Many outside the field of animal research argue that the way forward is not to try to improve this research but to replace it with methodologies and technologies that are directly relevant to humans. 38 New approaches based on human biology include in vitro cell models such as organoids and organs-on-a-chip, as well as those using computer simulations and artificial intelligence. While they face the challenges that any research must deal with, in other words the need to ensure internal validity and reproducibility, they cut out the ‘noise’ that animal studies introduce into clinical translation, producing data that are applicable to humans and that are therefore externally valid. Yet despite these new approaches often performing better than animal studies (see for example Dirven et al. 39 on the relative performance of in vitro and in vivo methodologies for predicting drug-induced liver injury in humans), scientists appear reluctant to relinquish traditional practices. In a 2020 study, Pound and colleague Rebecca Ram reviewed scientists’ opinions about the limitations of animal models of stroke. 40 They found that while many viewed species differences as a significant problem in preclinical stroke research, the vast majority were reluctant to abandon their animal models, with only 1 of 80 authors advocating a focus on human-relevant research instead.
Consequently, two streams of research are proceeding in parallel and mostly in isolation from each other.
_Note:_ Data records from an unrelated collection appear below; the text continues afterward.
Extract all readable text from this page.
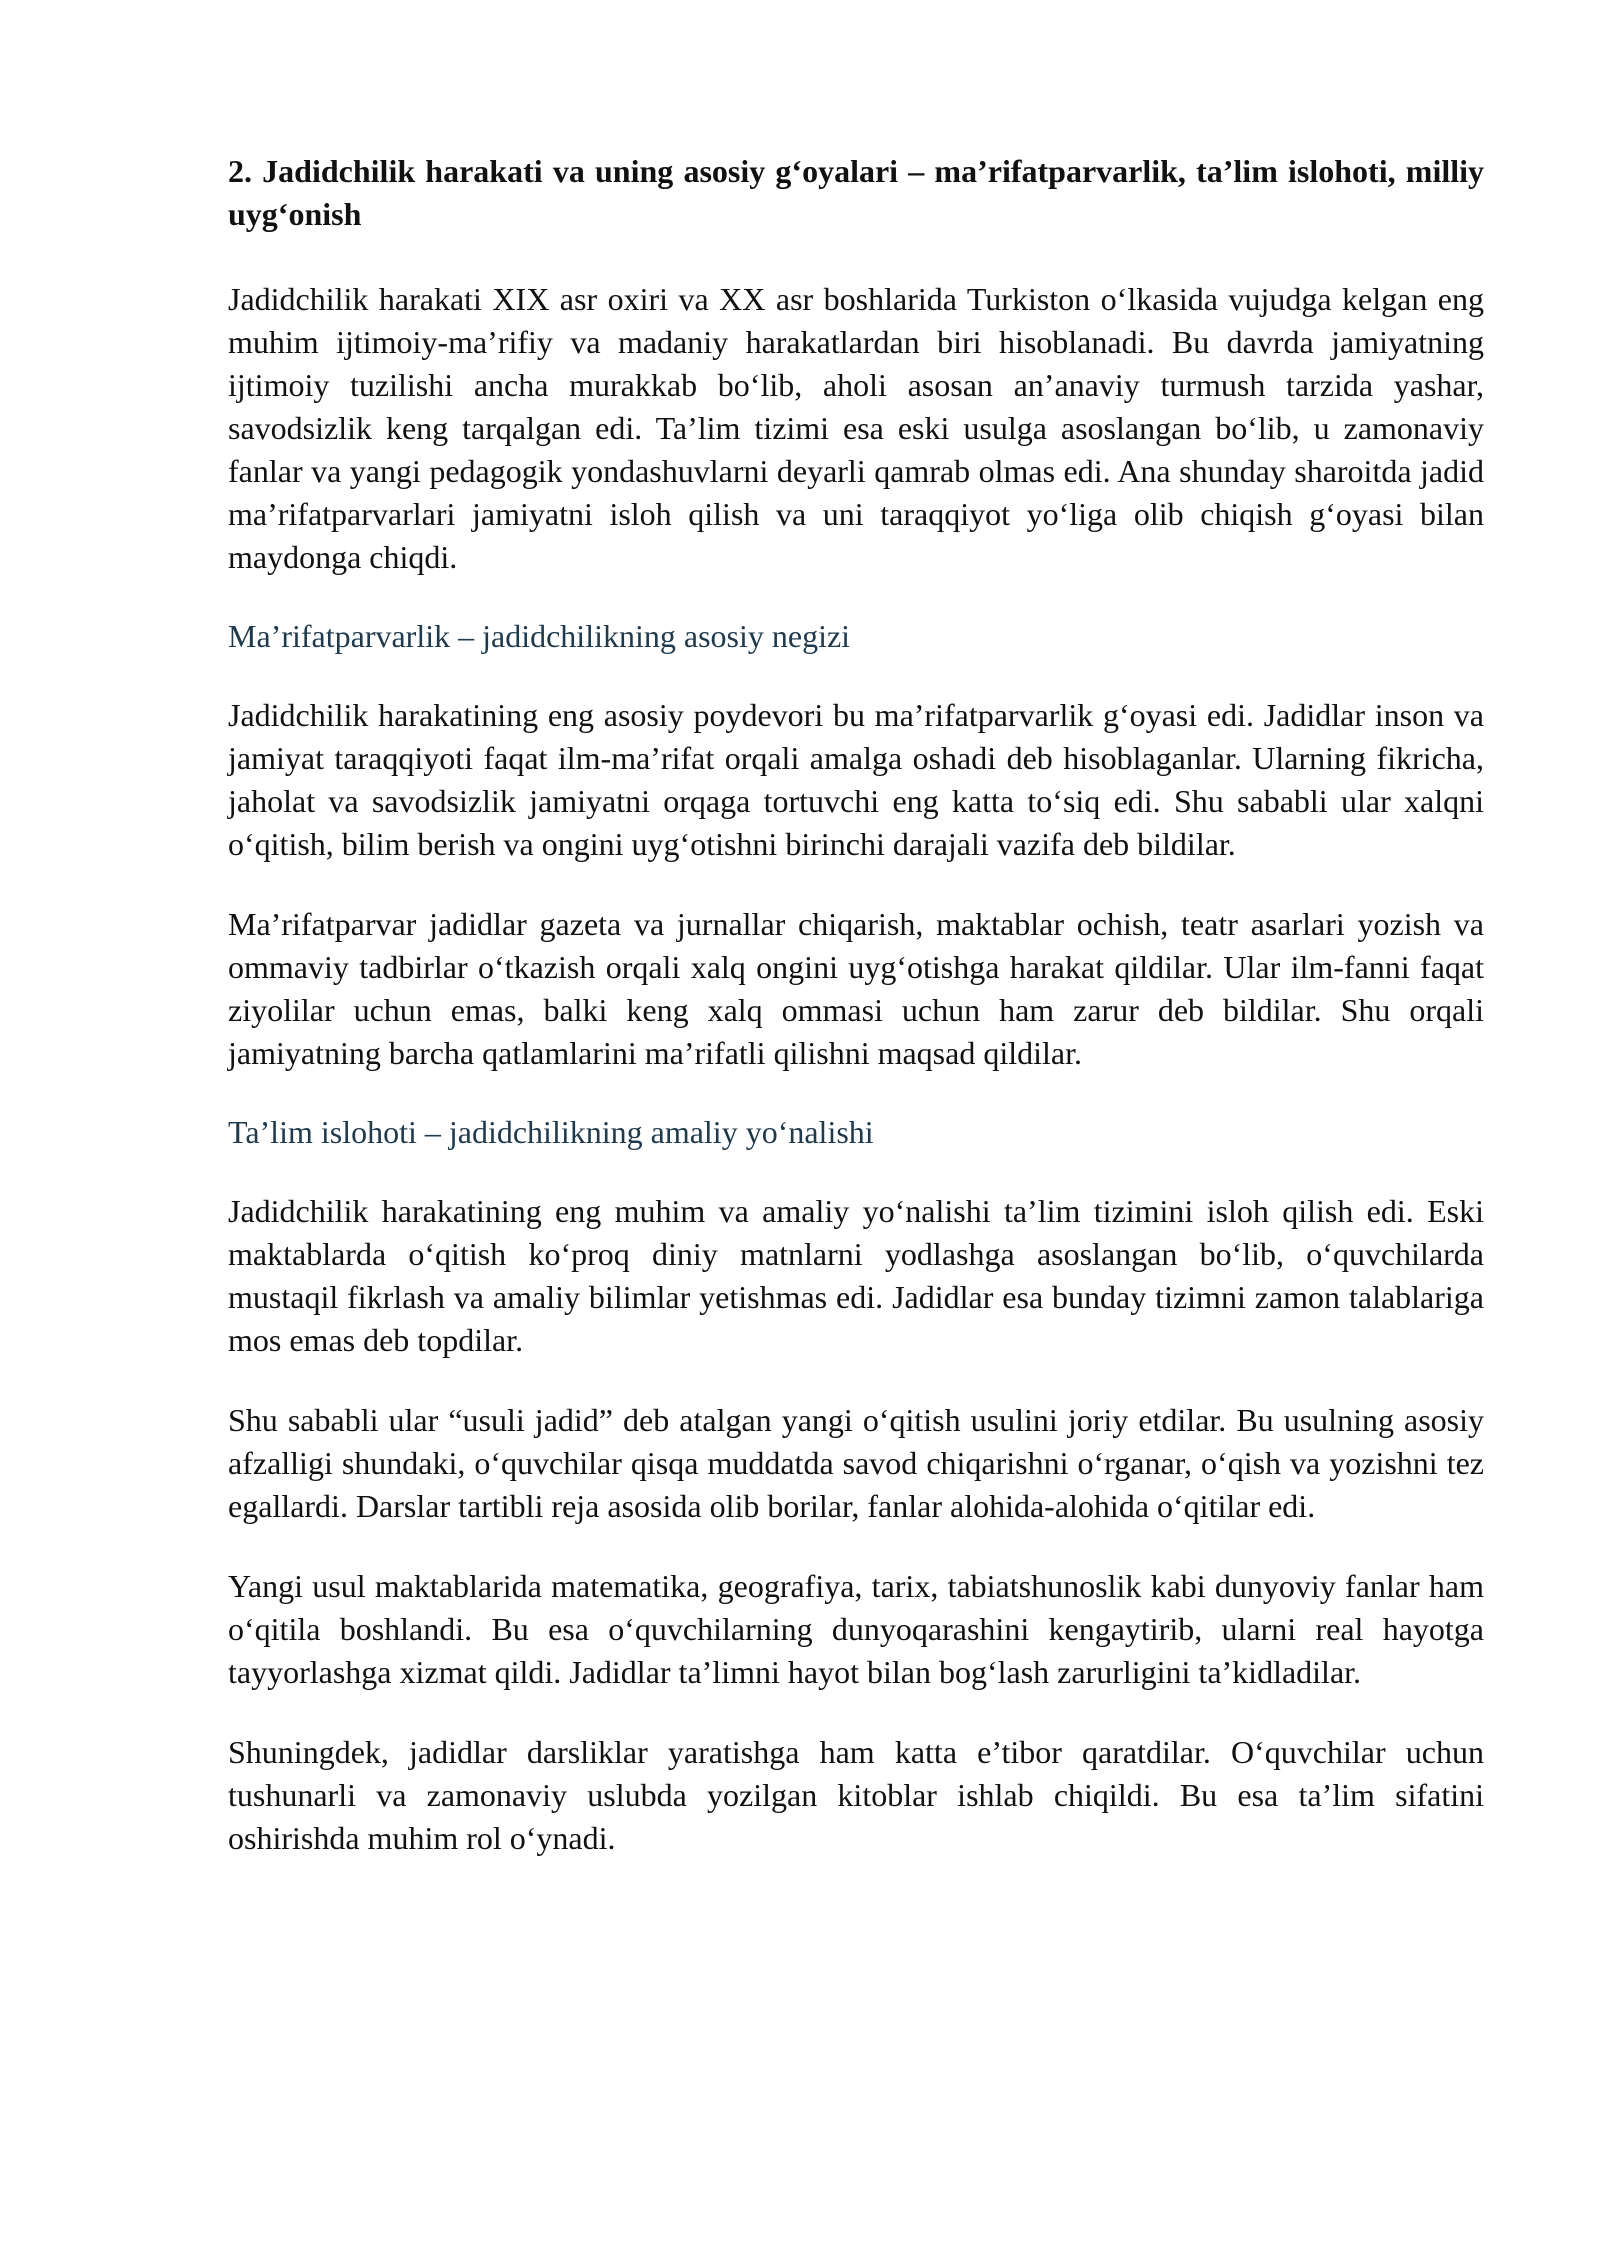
2. Jadidchilik harakati va uning asosiy g‘oyalari – ma’rifatparvarlik, ta’lim islohoti, milliy uyg‘onish

Jadidchilik harakati XIX asr oxiri va XX asr boshlarida Turkiston o‘lkasida vujudga kelgan eng muhim ijtimoiy-ma’rifiy va madaniy harakatlardan biri hisoblanadi. Bu davrda jamiyatning ijtimoiy tuzilishi ancha murakkab bo‘lib, aholi asosan an’anaviy turmush tarzida yashar, savodsizlik keng tarqalgan edi. Ta’lim tizimi esa eski usulga asoslangan bo‘lib, u zamonaviy fanlar va yangi pedagogik yondashuvlarni deyarli qamrab olmas edi. Ana shunday sharoitda jadid ma’rifatparvarlari jamiyatni isloh qilish va uni taraqqiyot yo‘liga olib chiqish g‘oyasi bilan maydonga chiqdi.

Ma’rifatparvarlik – jadidchilikning asosiy negizi

Jadidchilik harakatining eng asosiy poydevori bu ma’rifatparvarlik g‘oyasi edi. Jadidlar inson va jamiyat taraqqiyoti faqat ilm-ma’rifat orqali amalga oshadi deb hisoblaganlar. Ularning fikricha, jaholat va savodsizlik jamiyatni orqaga tortuvchi eng katta to‘siq edi. Shu sababli ular xalqni o‘qitish, bilim berish va ongini uyg‘otishni birinchi darajali vazifa deb bildilar.

Ma’rifatparvar jadidlar gazeta va jurnallar chiqarish, maktablar ochish, teatr asarlari yozish va ommaviy tadbirlar o‘tkazish orqali xalq ongini uyg‘otishga harakat qildilar. Ular ilm-fanni faqat ziyolilar uchun emas, balki keng xalq ommasi uchun ham zarur deb bildilar. Shu orqali jamiyatning barcha qatlamlarini ma’rifatli qilishni maqsad qildilar.

Ta’lim islohoti – jadidchilikning amaliy yo‘nalishi

Jadidchilik harakatining eng muhim va amaliy yo‘nalishi ta’lim tizimini isloh qilish edi. Eski maktablarda o‘qitish ko‘proq diniy matnlarni yodlashga asoslangan bo‘lib, o‘quvchilarda mustaqil fikrlash va amaliy bilimlar yetishmas edi. Jadidlar esa bunday tizimni zamon talablariga mos emas deb topdilar.

Shu sababli ular “usuli jadid” deb atalgan yangi o‘qitish usulini joriy etdilar. Bu usulning asosiy afzalligi shundaki, o‘quvchilar qisqa muddatda savod chiqarishni o‘rganar, o‘qish va yozishni tez egallardi. Darslar tartibli reja asosida olib borilar, fanlar alohida-alohida o‘qitilar edi.

Yangi usul maktablarida matematika, geografiya, tarix, tabiatshunoslik kabi dunyoviy fanlar ham o‘qitila boshlandi. Bu esa o‘quvchilarning dunyoqarashini kengaytirib, ularni real hayotga tayyorlashga xizmat qildi. Jadidlar ta’limni hayot bilan bog‘lash zarurligini ta’kidladilar.

Shuningdek, jadidlar darsliklar yaratishga ham katta e’tibor qaratdilar. O‘quvchilar uchun tushunarli va zamonaviy uslubda yozilgan kitoblar ishlab chiqildi. Bu esa ta’lim sifatini oshirishda muhim rol o‘ynadi.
On the one hand, research based on human biology is being advanced and developed as a direct response to the perceived limitations of animal research, and – on the other – animal research continues as usual, albeit with an eye on research improvement. In terms of the latter, CAMARADES is still going strong, 41 with several projects underway, including the development of ‘living systematic reviews’. 42 Nevertheless, change seems to be coming. In the UK, a couple of high-profile animal laboratories are set to close, the reasons being ‘a move to using alternative technologies’ 43 and ‘a changing scientific landscape’, 44 while the Medical Research Council’s new ‘Experimental Medicine’ programme 45 funds research that focuses on ‘the human as the ultimate experimental animal for improving human health’, noting that this is now possible due to advances in non-invasive techniques such as medical imaging, sensors and ex vivo analyses. The Dutch Parliament has a specific transition programme, ‘Transitie naar Proefdiervrije Innovatie, 46 which aims to ensure that the Netherlands is a frontrunner in the transition to innovate without using laboratory animals. Meanwhile, the United States Environmental Protection Agency has committed to ending the use of mammals in chemical testing, 47 also aiming to be a frontrunner in the adoption of human-relevant technologies. 48 And in September 2021, the European Parliament voted by a stunning majority of 667 to 4 to develop a coordinated plan to replace animal experiments with innovative, non-animal methodologies.49,50 Might this be the rumblings of a scientific revolution?